Devenues Parc National en 2012, année où nous débutions la pratique KM, j’attendais depuis cette époque que se présente l’opportunité d’y naviguer en tandem.
C’est que de nombreuses conditions doivent être réunies pour profiter au mieux de cette excursion sur une unique journée :
- Une bonne couverture météo avec une mer calme à très peu agitée. Ici le vent d’ouest notamment peu se lever vite et fort avec des caps exposés et une côte qui ne laisse que peu d’abris, hormis le fond des calanques. Et puis la visite de certaines grottes marines étroites ne peut s’envisager que sans houle.
- Une période hors week-end et vacances. Comme tous les lieux qui subissent une forte pression touristique, on en profite mieux lorsque celle-ci est à marée basse.

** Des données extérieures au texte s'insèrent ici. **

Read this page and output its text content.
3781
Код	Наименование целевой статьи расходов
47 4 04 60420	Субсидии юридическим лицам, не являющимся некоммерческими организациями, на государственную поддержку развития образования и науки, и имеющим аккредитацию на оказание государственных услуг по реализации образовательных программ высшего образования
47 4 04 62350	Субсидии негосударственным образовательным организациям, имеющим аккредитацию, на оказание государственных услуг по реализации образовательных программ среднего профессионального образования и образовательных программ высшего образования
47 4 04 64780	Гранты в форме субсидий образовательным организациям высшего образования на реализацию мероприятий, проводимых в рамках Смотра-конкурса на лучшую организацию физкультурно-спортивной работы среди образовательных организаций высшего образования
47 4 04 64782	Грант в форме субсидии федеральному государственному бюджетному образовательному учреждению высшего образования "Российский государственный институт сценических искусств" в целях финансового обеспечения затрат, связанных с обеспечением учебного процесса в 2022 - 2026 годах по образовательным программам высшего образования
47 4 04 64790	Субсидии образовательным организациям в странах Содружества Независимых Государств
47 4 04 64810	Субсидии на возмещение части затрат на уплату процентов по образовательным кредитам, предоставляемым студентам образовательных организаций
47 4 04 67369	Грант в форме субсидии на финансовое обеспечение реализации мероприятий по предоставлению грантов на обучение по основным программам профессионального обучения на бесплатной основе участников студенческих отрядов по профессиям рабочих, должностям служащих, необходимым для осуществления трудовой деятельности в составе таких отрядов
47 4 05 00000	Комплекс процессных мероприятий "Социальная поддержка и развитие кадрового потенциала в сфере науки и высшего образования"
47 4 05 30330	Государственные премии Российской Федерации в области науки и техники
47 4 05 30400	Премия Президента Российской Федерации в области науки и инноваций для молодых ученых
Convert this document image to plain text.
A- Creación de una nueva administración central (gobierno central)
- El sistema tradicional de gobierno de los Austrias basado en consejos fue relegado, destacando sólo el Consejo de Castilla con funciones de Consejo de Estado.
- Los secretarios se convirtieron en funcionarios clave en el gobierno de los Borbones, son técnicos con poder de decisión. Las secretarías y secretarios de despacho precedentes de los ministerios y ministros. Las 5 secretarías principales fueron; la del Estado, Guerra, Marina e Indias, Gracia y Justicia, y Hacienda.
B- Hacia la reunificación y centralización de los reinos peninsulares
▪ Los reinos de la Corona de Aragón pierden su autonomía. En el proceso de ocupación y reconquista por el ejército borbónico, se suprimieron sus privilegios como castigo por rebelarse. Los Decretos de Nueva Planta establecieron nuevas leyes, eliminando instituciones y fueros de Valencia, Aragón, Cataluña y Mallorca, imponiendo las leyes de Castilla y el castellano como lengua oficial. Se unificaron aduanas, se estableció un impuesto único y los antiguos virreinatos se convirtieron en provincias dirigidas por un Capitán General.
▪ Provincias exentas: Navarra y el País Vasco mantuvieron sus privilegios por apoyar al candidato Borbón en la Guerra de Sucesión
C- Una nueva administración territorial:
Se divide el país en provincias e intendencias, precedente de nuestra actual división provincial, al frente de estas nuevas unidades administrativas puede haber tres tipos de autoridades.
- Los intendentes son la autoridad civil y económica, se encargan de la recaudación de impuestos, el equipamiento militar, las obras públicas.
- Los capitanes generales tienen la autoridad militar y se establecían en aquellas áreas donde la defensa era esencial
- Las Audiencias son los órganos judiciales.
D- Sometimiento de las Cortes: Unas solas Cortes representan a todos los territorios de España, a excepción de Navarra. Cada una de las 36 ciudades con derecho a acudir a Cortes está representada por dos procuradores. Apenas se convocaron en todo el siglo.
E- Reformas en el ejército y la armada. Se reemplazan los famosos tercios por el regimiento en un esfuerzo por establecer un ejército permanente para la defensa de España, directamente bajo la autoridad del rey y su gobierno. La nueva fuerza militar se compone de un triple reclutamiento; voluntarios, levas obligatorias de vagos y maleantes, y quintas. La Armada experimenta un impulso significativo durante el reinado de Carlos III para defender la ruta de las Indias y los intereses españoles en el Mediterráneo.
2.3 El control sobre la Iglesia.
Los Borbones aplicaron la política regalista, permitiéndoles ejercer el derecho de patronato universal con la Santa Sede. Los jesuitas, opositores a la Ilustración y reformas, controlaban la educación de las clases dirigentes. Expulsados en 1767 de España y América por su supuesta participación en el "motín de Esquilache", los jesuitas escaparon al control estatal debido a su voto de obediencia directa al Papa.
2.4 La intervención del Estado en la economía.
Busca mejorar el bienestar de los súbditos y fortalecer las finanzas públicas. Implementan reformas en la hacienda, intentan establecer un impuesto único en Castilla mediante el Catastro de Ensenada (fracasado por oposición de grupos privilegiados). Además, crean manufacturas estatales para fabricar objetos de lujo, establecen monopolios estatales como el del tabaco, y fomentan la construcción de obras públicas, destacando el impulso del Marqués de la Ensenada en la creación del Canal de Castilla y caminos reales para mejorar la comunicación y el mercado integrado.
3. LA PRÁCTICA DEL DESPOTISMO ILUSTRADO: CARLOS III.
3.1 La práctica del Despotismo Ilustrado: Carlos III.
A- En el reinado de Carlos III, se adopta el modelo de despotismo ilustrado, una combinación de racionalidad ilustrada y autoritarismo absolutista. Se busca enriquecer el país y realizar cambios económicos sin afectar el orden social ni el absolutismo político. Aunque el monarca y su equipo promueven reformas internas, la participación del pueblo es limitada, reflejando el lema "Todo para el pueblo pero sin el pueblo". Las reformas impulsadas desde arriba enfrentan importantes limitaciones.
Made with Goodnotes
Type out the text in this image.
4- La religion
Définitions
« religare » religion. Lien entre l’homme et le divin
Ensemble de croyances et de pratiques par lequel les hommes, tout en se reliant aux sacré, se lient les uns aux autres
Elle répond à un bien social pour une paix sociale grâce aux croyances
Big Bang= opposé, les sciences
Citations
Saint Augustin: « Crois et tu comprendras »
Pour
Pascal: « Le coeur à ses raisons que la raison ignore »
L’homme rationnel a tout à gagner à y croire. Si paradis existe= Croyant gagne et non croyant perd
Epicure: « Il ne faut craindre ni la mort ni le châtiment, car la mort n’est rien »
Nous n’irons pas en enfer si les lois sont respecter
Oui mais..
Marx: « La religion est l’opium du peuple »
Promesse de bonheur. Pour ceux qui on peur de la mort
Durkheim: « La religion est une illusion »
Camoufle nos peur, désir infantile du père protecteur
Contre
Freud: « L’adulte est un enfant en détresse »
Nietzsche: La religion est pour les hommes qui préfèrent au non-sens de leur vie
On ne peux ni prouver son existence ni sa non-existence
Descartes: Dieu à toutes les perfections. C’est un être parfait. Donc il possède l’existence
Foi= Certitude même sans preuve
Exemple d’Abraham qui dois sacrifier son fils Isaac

- Plutôt au printemps ou en fin d’été. En été le soleil peut vite devenir un ennemi, tandis qu’en hiver, il n’est plus assez haut pour inonder suffisamment les calanques et en faire ressortir toute la lumière et les reflets turquoises.
- Naviguer tôt le matin. La mise à l’eau est toujours compliquée et les spots sont rares. Il faut déjà trouver une place de parking pas trop éloignée de celle-ci (encore plus difficile avec un van ), décharger notre long tandem et son matos associé, et avoir le temps de réaliser un aller-retour d’une trentaine de km si on ambitionne de visiter les calanques les plus emblématiques (Port-Miou, Port-Pin, En-Vau, Oule, Devenson, Sugiton et Morgiou).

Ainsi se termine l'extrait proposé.